Be a man, burn a Koran! And other political piffles.

My once and future idol, Mark Twain, wrote that "In religion and politics people's beliefs and convictions are in almost every case gotten at second-hand and without examination, from 'authorities' who have not themselves examined the questions at issue but have taken them at second-hand from other non-examiners, whose opinions about them were not worth a brass farthing."

This may be, in part, the reason that for over a year now, I've seriously avoided discussing either subject at any great length, either on Facebook or Live Journal. During this time, I've read a great deal of posts and links that I've had serious issues with. Some soared the absolute heights of stupidity, and I would have loved to have taken down the author with a witty insult or two. However, more often than not these days, I find myself looking at the idiotic post or link in question, and considering the end result. And deciding, it's just not worth the hassle to respond.

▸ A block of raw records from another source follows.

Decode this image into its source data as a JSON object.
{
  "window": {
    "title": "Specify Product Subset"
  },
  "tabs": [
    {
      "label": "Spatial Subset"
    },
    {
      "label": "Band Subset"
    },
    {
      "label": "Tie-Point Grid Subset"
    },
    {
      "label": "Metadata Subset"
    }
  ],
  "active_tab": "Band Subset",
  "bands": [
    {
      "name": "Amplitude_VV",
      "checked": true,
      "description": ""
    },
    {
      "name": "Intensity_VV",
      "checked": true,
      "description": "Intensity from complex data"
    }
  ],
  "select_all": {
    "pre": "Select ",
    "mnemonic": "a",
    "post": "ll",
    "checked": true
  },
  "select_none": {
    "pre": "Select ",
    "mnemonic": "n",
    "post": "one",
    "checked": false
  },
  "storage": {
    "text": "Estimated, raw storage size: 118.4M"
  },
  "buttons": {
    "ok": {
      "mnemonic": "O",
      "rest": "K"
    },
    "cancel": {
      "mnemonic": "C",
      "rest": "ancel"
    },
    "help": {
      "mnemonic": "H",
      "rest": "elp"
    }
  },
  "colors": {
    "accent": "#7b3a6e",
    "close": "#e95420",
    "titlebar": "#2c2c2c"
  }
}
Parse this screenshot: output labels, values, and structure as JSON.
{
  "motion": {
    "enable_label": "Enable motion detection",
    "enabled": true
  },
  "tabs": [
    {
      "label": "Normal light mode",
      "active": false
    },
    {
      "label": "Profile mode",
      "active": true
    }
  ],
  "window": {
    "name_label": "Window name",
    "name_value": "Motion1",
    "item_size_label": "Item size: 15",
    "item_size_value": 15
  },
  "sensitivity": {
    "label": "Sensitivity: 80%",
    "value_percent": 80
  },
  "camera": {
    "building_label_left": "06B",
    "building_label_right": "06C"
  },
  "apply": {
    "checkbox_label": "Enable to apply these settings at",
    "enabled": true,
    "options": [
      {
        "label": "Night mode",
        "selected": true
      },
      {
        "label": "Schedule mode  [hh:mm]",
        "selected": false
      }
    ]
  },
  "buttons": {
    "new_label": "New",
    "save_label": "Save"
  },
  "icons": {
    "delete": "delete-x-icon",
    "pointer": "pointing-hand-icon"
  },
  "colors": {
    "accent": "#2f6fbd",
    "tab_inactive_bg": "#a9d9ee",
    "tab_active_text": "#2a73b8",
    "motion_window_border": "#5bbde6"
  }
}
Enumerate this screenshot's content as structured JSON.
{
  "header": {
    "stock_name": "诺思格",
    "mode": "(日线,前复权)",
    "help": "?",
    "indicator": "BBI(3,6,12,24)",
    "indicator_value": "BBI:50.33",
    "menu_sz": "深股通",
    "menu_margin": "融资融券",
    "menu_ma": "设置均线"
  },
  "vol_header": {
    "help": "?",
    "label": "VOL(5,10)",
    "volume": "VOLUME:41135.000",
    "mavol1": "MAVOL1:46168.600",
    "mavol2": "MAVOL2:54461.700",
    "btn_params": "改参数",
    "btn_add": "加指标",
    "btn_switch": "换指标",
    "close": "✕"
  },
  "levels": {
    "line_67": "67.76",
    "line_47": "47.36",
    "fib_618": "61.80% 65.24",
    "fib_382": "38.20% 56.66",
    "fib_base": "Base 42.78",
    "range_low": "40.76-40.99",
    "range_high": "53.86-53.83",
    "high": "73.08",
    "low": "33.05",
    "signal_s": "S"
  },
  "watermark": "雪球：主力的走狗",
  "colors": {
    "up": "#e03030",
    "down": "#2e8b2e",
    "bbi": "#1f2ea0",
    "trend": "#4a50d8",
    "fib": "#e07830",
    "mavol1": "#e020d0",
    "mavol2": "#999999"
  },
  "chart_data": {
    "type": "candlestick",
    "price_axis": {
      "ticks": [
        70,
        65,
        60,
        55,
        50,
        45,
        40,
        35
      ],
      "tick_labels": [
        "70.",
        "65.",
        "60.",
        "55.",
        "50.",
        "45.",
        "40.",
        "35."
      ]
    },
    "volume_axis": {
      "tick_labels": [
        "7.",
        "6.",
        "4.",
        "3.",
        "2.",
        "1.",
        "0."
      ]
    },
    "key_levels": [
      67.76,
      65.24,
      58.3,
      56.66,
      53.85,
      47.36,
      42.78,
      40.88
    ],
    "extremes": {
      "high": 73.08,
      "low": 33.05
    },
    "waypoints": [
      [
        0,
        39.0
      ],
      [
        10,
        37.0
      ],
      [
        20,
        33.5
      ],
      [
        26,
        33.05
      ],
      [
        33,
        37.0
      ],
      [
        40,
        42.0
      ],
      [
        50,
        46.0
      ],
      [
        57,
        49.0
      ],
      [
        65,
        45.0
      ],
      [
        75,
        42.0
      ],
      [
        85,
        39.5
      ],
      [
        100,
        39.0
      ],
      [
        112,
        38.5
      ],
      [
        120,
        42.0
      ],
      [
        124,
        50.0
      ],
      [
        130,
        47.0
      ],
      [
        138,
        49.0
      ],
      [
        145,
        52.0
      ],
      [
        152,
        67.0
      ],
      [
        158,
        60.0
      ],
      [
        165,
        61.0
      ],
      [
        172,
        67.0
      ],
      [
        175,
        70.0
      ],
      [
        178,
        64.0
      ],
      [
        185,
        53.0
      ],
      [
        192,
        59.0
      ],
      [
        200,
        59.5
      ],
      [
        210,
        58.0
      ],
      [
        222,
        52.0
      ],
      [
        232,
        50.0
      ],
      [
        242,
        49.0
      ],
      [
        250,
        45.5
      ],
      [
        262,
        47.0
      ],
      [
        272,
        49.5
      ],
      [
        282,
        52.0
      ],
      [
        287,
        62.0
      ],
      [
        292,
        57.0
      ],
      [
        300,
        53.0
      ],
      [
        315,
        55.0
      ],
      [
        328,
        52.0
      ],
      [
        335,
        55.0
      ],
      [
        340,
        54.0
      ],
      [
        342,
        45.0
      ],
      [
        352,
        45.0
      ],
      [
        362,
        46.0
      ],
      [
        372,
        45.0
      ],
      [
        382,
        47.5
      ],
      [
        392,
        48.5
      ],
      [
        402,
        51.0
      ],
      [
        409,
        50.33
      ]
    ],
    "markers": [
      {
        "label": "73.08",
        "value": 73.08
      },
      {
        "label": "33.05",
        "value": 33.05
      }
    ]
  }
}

To wit: my response will generate a response back, possibly from the poster, although just as likely from a friend of the poster, who may be even more ill informed (and most likely, less civil) than the person I was responding to. That response will in turn necessitate a response on my part, and that will entail, in all likelihood, a certain amount of research, at least, online. It will also take some thought on my part, because I simply cannot spew forth opinions as if they were farts in the wind. That response will then generate another response, which will require more research and formulation on my part, etc. etc. etc.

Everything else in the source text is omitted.